|Title||Cellular markers of mule duck livers after force-feeding.|
|Publication Type||Journal Article|
|Year of Publication||2020|
|Authors||Lo, B, Marty-Gasset, N, Manse, H, Bannelier, C, Bravo, C, Domitile, R, Rémignon, H|
|Date Published||2020 Jul|
The "Foie gras" or fatty liver is the result of hepatic steatosis from nutritional origin and induced by the force-feeding of palmipeds. Despite identical rearing and force-feeding conditions of ducks from the same breed, different liver weights, within a range of 500 to more than 700 g, are generally observed at the time of evisceration.
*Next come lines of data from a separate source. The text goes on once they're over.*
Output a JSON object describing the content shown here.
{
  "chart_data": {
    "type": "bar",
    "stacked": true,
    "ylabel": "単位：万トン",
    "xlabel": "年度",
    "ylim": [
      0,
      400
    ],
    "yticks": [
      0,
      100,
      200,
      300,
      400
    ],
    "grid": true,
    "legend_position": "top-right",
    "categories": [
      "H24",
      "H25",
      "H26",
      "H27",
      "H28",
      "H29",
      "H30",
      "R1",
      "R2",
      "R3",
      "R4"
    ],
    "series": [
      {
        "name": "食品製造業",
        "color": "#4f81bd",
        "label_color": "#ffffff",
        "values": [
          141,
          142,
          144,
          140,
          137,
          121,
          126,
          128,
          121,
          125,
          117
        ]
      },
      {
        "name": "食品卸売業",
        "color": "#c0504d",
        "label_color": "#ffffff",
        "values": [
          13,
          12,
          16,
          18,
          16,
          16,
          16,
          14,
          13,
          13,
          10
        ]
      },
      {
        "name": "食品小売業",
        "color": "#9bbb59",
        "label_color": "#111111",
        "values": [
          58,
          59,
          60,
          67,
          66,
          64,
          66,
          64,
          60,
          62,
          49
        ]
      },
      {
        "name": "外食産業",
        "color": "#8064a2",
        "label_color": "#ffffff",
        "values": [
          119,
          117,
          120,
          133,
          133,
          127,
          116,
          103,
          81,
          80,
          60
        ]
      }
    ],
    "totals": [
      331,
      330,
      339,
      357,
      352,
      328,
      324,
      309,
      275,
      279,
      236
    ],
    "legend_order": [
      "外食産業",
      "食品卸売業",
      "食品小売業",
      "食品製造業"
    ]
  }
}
To better understand the determinism of this large variability in fatty liver weights, the activity of various metabolic pathways has been explored in 4 groups of steatotic livers differing by their weights. Different analyses were performed using biochemical assays on metabolites as well as ELISA tests or enzyme activity assays. The result showed that an increase in the final liver weight is always associated with a hypoxic response and even a severe hypoxia observed in livers with the highest weights (more than 650 g). This is also combined with a rise in the cellular oxidative stress level. In addition, for the heaviest livers (more than 700 g), signs of cell death by apoptosis were also observed, while others programmed cell death pathways, such as ferroptosis or necroptosis, seemed to be nonactive.